Gewerkschaft in den Wechseljahren

■  Gestern beging der DGB in München seinen 50. Geburtstag – und debattierte über die eigene Zukunft. Die aber sieht alles andere als rosig aus. Gastredner Schröder gab sich denn auch verständlicherweise betont moderat

Berlin (dpa/AFP/taz) – Eines scheint klar: Der Deutsche Gewerkschaftsbund (DGB) muss sich ändern. Und zwar so, dass er wieder für jüngere Arbeitnehmer interessant werde, meint seine stellvertretende Chefin, Ursula Engelen-Kefer. Dieter Schulte sieht das auch so. „Wenn wir junge Menschen jetzt nicht gewinnen können, sind sie auf Grund persönlicher Planungen für uns weg“, sagte der DGB-Chef gestern. Das hört sich ein bisschen verklausuliert an, ist aber durchaus selbstkritisch gemeint. An seinem 50. Geburtstag weiß der DGB, dass er als Massenorganisation auf dem absteigenden Ast ist.

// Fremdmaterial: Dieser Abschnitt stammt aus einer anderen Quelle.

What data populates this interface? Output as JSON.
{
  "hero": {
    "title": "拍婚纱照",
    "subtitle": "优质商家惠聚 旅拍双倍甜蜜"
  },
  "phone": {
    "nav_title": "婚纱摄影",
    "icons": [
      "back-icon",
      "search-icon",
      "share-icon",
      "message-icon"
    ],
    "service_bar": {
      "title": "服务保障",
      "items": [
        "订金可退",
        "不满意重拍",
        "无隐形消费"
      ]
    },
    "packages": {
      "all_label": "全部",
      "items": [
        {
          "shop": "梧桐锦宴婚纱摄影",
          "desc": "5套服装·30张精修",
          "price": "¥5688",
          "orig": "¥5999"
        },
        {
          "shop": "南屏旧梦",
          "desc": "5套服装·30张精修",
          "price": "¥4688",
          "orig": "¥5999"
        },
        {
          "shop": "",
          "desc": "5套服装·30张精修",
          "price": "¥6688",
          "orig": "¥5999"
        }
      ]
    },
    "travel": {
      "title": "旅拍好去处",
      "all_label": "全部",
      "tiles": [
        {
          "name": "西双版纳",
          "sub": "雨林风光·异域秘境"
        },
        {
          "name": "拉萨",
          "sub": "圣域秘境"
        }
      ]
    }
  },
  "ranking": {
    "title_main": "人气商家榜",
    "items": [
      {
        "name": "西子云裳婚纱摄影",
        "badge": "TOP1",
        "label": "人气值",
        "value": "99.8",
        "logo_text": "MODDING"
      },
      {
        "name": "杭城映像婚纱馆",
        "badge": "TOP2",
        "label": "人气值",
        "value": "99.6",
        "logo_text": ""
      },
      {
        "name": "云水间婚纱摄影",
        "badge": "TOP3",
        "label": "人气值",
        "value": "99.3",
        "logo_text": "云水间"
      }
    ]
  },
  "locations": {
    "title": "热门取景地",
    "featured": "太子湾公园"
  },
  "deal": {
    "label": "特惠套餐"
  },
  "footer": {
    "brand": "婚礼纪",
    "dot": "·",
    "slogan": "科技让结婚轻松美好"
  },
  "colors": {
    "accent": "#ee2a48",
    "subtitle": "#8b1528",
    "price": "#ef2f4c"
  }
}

Gestern feierte der DGB, der im Oktober 1949 in München gegründet wurde, unter dem Motto: „Bewegte Zeiten – mitgestalten, mitbestimmen, mitverantworten“. In seiner Rede machte Schulte seinen Kollegen Mut. Der DGB werde auch künftig „keinem Streit aus dem Weg gehen“, um für die Rechte der Arbeitnehmer und soziale Gerechtigkeit einzutreten, sagte er. Für den DGB sei weiterhin die Bekämpfung der Massenarbeitslosigkeit das oberste und wichtigste Ziel. Schulte machte darauf aufmerksam, dass sich die Handlungsmöglichkeiten für Gewerkschaften einschneidend verändert haben. Der Kampf gegen die Arbeitslosigkeit könne heute nur im europäischen Maßstab erfolgreich sein. Allerdings müsse jeder in seinem Bereich beginnen. Zum aktuellen Konflikt mit der rot-grünen Regierung um das Sparpaket sagte Schulte, die Gewerkschaften seien keine „Ersatzpartei“ und dürften auch nicht zum „Helfershelfer der einen oder anderen Partei werden“. Die Gewerkschaften blieben auch in Zukunft auf das Allgemeinwohl bedacht. „Wir bleiben kritische Wegbegleiter jeder Regierung“, sagte der DGB-Chef zu seinen 600 Zuhörern.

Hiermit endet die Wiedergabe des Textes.